DOTD releases traffic study results of La. 523, Ashley River Road in Shreveport, Caddo Parish
Friday, June 24, 2016 at 12:33:55 PM
BOSSIER CITY, La. -- At the request of local residents and elected officials, the Louisiana Department of Transportation and Development recently completed a thorough analysis of the intersection of LA 523 (Flournoy Lucas Road) and Ashley River Road in Shreveport to determine if criteria pertaining to installation of a traffic signal are met. The criteria include traffic signal warrants published in the Federal Highway Administration’s Manual on Uniform Traffic Control Devices, (MUTCD), as well as minimum spacing requirements established by the Department.

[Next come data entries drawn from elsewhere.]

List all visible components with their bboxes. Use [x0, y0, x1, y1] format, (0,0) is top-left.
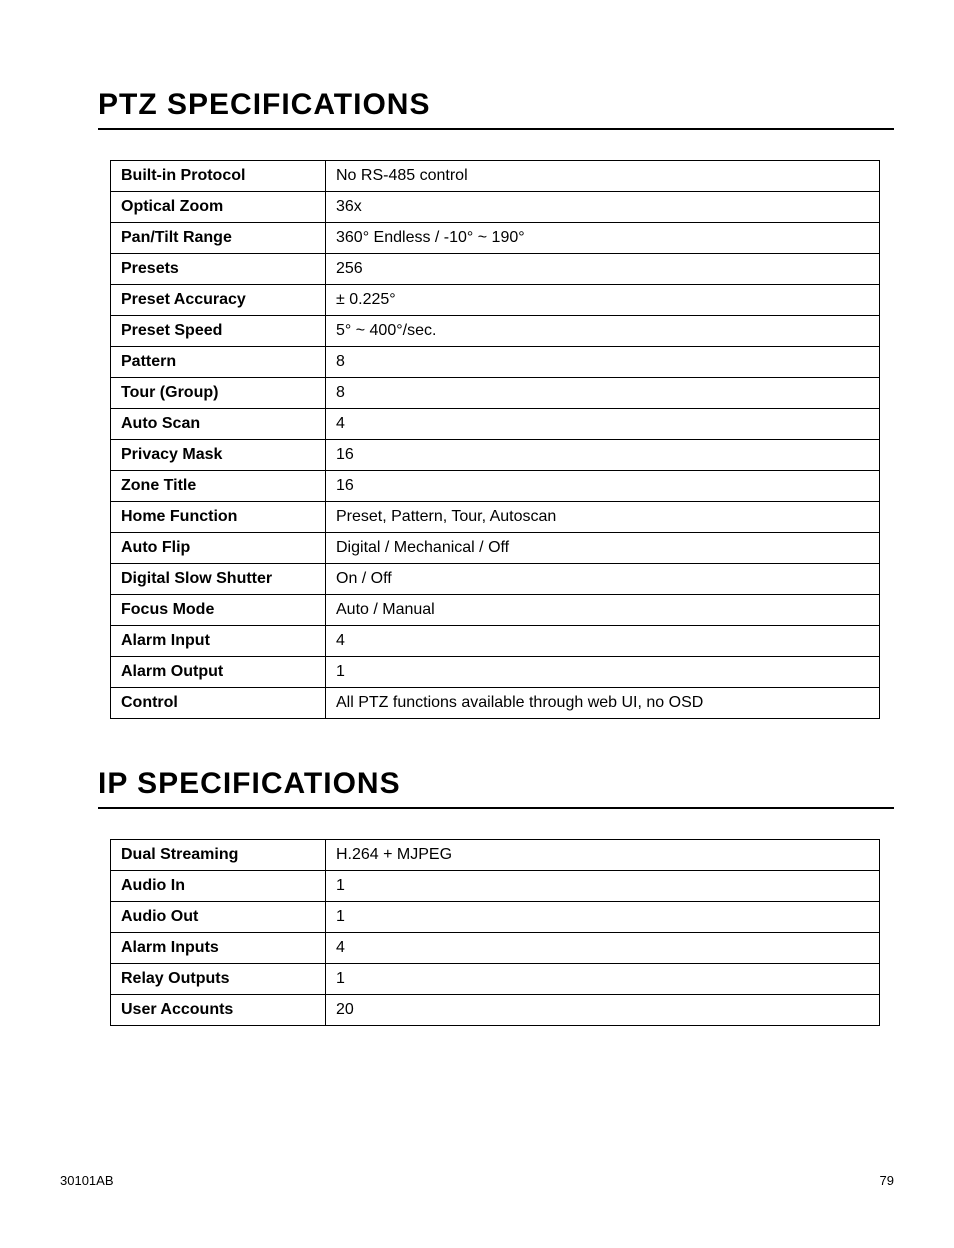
spec-value: On / Off	[326, 564, 880, 595]
spec-value: 1	[326, 871, 880, 902]
spec-value: 36x	[326, 192, 880, 223]
spec-value: 8	[326, 347, 880, 378]
spec-label: Optical Zoom	[111, 192, 326, 223]
spec-value: 360° Endless / -10° ~ 190°	[326, 223, 880, 254]
spec-label: Control	[111, 688, 326, 719]
table-row: Alarm Inputs4	[111, 933, 880, 964]
spec-value: 20	[326, 995, 880, 1026]
spec-value: 1	[326, 964, 880, 995]
table-row: Alarm Output1	[111, 657, 880, 688]
ip-heading: IP Specifications	[98, 767, 894, 809]
table-row: Tour (Group)8	[111, 378, 880, 409]
table-row: Preset Accuracy± 0.225°	[111, 285, 880, 316]
table-row: Audio In1	[111, 871, 880, 902]
table-row: Audio Out1	[111, 902, 880, 933]
table-row: Pan/Tilt Range360° Endless / -10° ~ 190°	[111, 223, 880, 254]
footer-doc-id: 30101AB	[60, 1173, 114, 1188]
spec-label: Audio Out	[111, 902, 326, 933]
table-row: Relay Outputs1	[111, 964, 880, 995]
footer-page-number: 79	[880, 1173, 894, 1188]
spec-label: Alarm Output	[111, 657, 326, 688]
spec-label: Digital Slow Shutter	[111, 564, 326, 595]
spec-value: 5° ~ 400°/sec.	[326, 316, 880, 347]
spec-label: Auto Flip	[111, 533, 326, 564]
spec-label: Audio In	[111, 871, 326, 902]
table-row: Auto FlipDigital / Mechanical / Off	[111, 533, 880, 564]
spec-label: Pan/Tilt Range	[111, 223, 326, 254]
table-row: Focus ModeAuto / Manual	[111, 595, 880, 626]
spec-label: Privacy Mask	[111, 440, 326, 471]
spec-label: Presets	[111, 254, 326, 285]
spec-value: ± 0.225°	[326, 285, 880, 316]
spec-label: Dual Streaming	[111, 840, 326, 871]
spec-label: Built-in Protocol	[111, 161, 326, 192]
table-row: Pattern8	[111, 347, 880, 378]
table-row: ControlAll PTZ functions available throu…	[111, 688, 880, 719]
spec-value: Digital / Mechanical / Off	[326, 533, 880, 564]
table-row: Built-in ProtocolNo RS-485 control	[111, 161, 880, 192]
ip-spec-table: Dual StreamingH.264 + MJPEGAudio In1Audi…	[110, 839, 880, 1026]
spec-value: 1	[326, 902, 880, 933]
table-row: Optical Zoom36x	[111, 192, 880, 223]
spec-label: Pattern	[111, 347, 326, 378]
spec-label: Home Function	[111, 502, 326, 533]
spec-label: Alarm Inputs	[111, 933, 326, 964]
spec-value: 8	[326, 378, 880, 409]
table-row: Privacy Mask16	[111, 440, 880, 471]
spec-label: Preset Accuracy	[111, 285, 326, 316]
spec-value: 4	[326, 409, 880, 440]
spec-value: 4	[326, 933, 880, 964]
spec-label: Zone Title	[111, 471, 326, 502]
spec-label: User Accounts	[111, 995, 326, 1026]
table-row: Alarm Input4	[111, 626, 880, 657]
table-row: Zone Title16	[111, 471, 880, 502]
spec-value: 256	[326, 254, 880, 285]
table-row: User Accounts20	[111, 995, 880, 1026]
spec-label: Relay Outputs	[111, 964, 326, 995]
table-row: Auto Scan4	[111, 409, 880, 440]
spec-label: Focus Mode	[111, 595, 326, 626]
spec-value: 1	[326, 657, 880, 688]
table-row: Preset Speed5° ~ 400°/sec.	[111, 316, 880, 347]
table-row: Presets256	[111, 254, 880, 285]
spec-label: Tour (Group)	[111, 378, 326, 409]
ptz-spec-table: Built-in ProtocolNo RS-485 controlOptica…	[110, 160, 880, 719]
spec-value: No RS-485 control	[326, 161, 880, 192]
table-row: Home FunctionPreset, Pattern, Tour, Auto…	[111, 502, 880, 533]
spec-label: Auto Scan	[111, 409, 326, 440]
spec-label: Preset Speed	[111, 316, 326, 347]
spec-value: Preset, Pattern, Tour, Autoscan	[326, 502, 880, 533]
spec-value: H.264 + MJPEG	[326, 840, 880, 871]
spec-value: 16	[326, 440, 880, 471]
spec-value: Auto / Manual	[326, 595, 880, 626]
ptz-heading: PTZ Specifications	[98, 88, 894, 130]
spec-label: Alarm Input	[111, 626, 326, 657]
ptz-tbody: Built-in ProtocolNo RS-485 controlOptica…	[111, 161, 880, 719]
spec-value: 16	[326, 471, 880, 502]
table-row: Digital Slow ShutterOn / Off	[111, 564, 880, 595]
table-row: Dual StreamingH.264 + MJPEG	[111, 840, 880, 871]
ip-tbody: Dual StreamingH.264 + MJPEGAudio In1Audi…	[111, 840, 880, 1026]
page-footer: 30101AB 79	[60, 1173, 894, 1188]
spec-value: 4	[326, 626, 880, 657]
spec-value: All PTZ functions available through web …	[326, 688, 880, 719]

Traffic signals are often considered a cure-all for all traffic problems at intersections. This belief has led to traffic control signals being installed at many locations where they are not needed, adversely affecting the safety and efficiency of vehicle and pedestrian traffic along the corridor. While certainly a valuable tool, traffic signals must be properly utilized in order for them to function as intended. There are other options available that may offer solutions to certain traffic problems, and these must also be utilized as intended. Each situation requires careful analysis to ensure that the proposed solution is appropriate and effective.

While traffic signals can decrease the frequency and severity of certain types of crashes (such as right-angle collisions), they frequently result in significant increases in the frequency of other crashes, such as rear-end collisions, especially if the traffic signal is unwarranted. In this case, the intersection does not have a pattern of crashes that would justify the installation of a new signal.
Since signalized intersections tend increase certain types of accidents (rear-end collisions), either Warrant 1A (Minimum Vehicular Volume) or Warrant 7 (Crash Experience) must be met. Additionally, no other traffic signals can be within one-half mile of the proposed signal location.

In the case of Warrant 1A, total traffic volumes didn’t meet the 8-hour volume thresholds required for any day. The most hours that met the requirement for any given day of the week were two.

With regard to Warrant 7, crash records from January 1, 2012, through December 31, 2014, show a total of eight crashes at this intersection in three years. The Department is mandated to look for patterns of crashes considered to be correctible. Of the four crashes (required: five minimum) in the most recent 12-month period, three (all five required to be correctable) were considered correctible by a traffic signal. Therefore, Warrant 7 was not met.

Department policy also requires that traffic signals be spaced a minimum of one-half mile (2600 feet) apart. The studied intersection is located only 800 feet (0.15 miles) to the east of the existing signal at LA 3132, which does not meet the spacing requirement.
Requests for traffic signals by local residents are very common throughout the state; safety is most frequently cited as the basis for such requests. While the study determined the intersection did not meet the criteria for installation of a traffic signal, we are sensitive to citizens’ concerns and are exploring other long term solutions, though options are limited.

The DOTD appreciates interest in, and is committed to, the safety and efficient operation of Louisiana’s transportation network.